The night sky begins to break as I approach the harbor. I can feel the ocean breeze pushing at  both my back and my front, swirling as it so often does, the smell of salt water lingering as if a taste in the back of my throat. The shoreline is coming into view - fuzzy dots of light sharpening and growing bigger as the in-and-out of the current slowly draws me in.

Other vessels approach, returning from the ocean, seeking the safety of the harbor. Yachts, trolleys, towering sailboats. As if individual dancers in a choreographed routine we have all descended on the bay together, bows dotting the calming water as far as I can see. From my viewpoint on the water the other boats are massive, their sterns inch uncomfortably closer to mine.

It is then that I become painfully aware of the size of my boat.

The pitifully small size of my shallow, one-person row boat.

I look to the bottom of my boat, my outstretched legs nearly reaching the bow. I can see the oars laying at my sides as I scan for signs of danger. Is there water pooling in the bottom? Is the ocean inching its way up and over the sides? No. By comparison I have deemed myself small, but I am safe. My boat is secure.

There’s something about dreams that reveal truths we didn’t even know we were grasping for. Something about the wanderings of the mind at night, that brings light to the questions the heart holds during the day.

That dream graced my sleep over a decade ago, but the truth it revealed has stayed close to my heart ever since.

By comparison I have often deemed myself small, but I have determined to be out on the water anyway.

When we move through the rhythms of our days, looking out at all the impending horizons, we have a tendency to think others have it all figured out. We take stock of our abilities, our place in life, our internal and external resources and by comparison typically find ourselves lacking. We think that others are always confident, always sure of themselves, always aware of the impact and authority that they carry.

But I’ll let you in on a secret…most of us are all alone in a small, one-person boat.

Doubting that you have what it takes to do what life has asked of you? Then you’re probably doing something that matters. Wondering when others will finally realize you are completely unfit to walk the path on which your feet are set? You are likely headed in the right direction.

I doubt we ever really feel like we ‘make it,’ ever really stare at the face in the mirror and think, ‘this one has it all figured out.’ External validation is wonderful. Achievement, success, and pats on the back are all welcome by this girl. But in the deep and quiet recesses of our heart and mind, I question if we ever fully outrun our doubts.

But we get out on the water anyway. 

And should you choose to stand up in this life, to rise tall with your head high as you bring all of who you are, you will question the size of your boat.
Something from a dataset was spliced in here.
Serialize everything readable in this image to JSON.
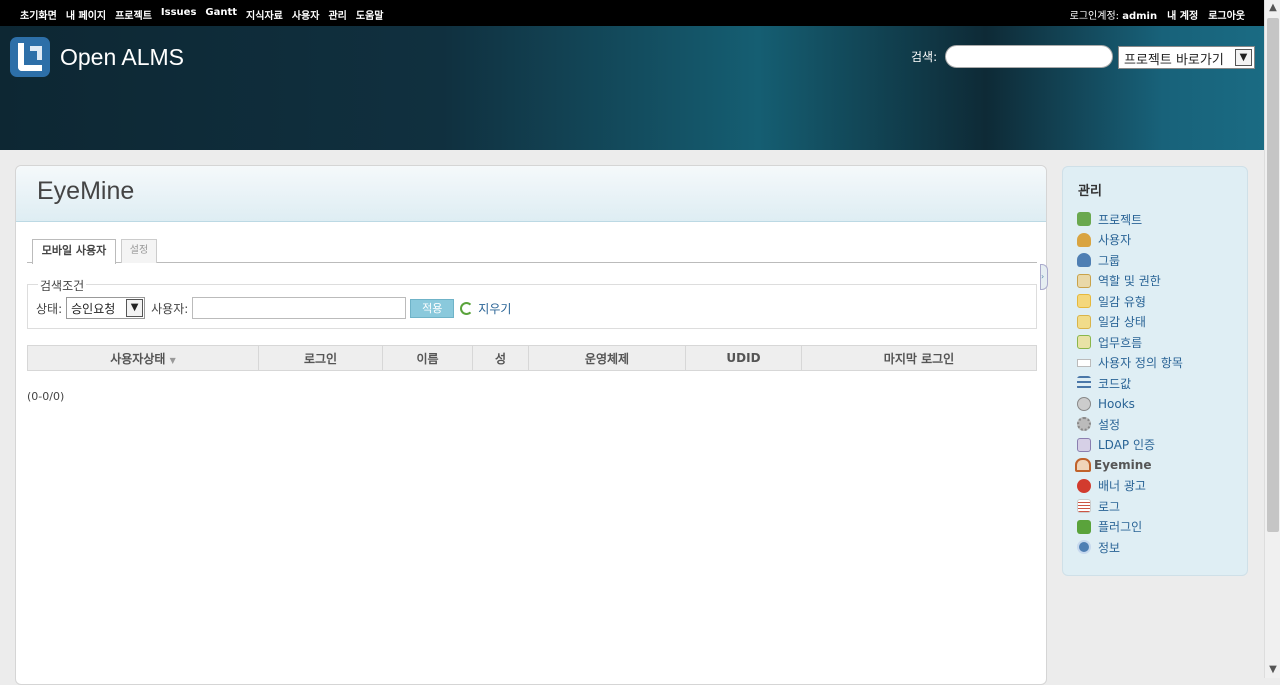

You will look to your right and to your left, and from your viewpoint on the water you will question if others are far more prepared, far more ‘together,’ far more ‘qualified.’ Don’t hate yourself for the questioning, simply view it as an invitation to consider the integrity of your boat. Grab it as an opportunity to stop and breathe and remind yourself of truth.

Is water pooling in the bottom? No. Is the ocean inching its way over the sides? No. Set aside comparison and don’t deem yourself small. Your boat is secure.

You have what it takes. Keep paddling to the shore. The current is with you and you are more than enough, small boat and all.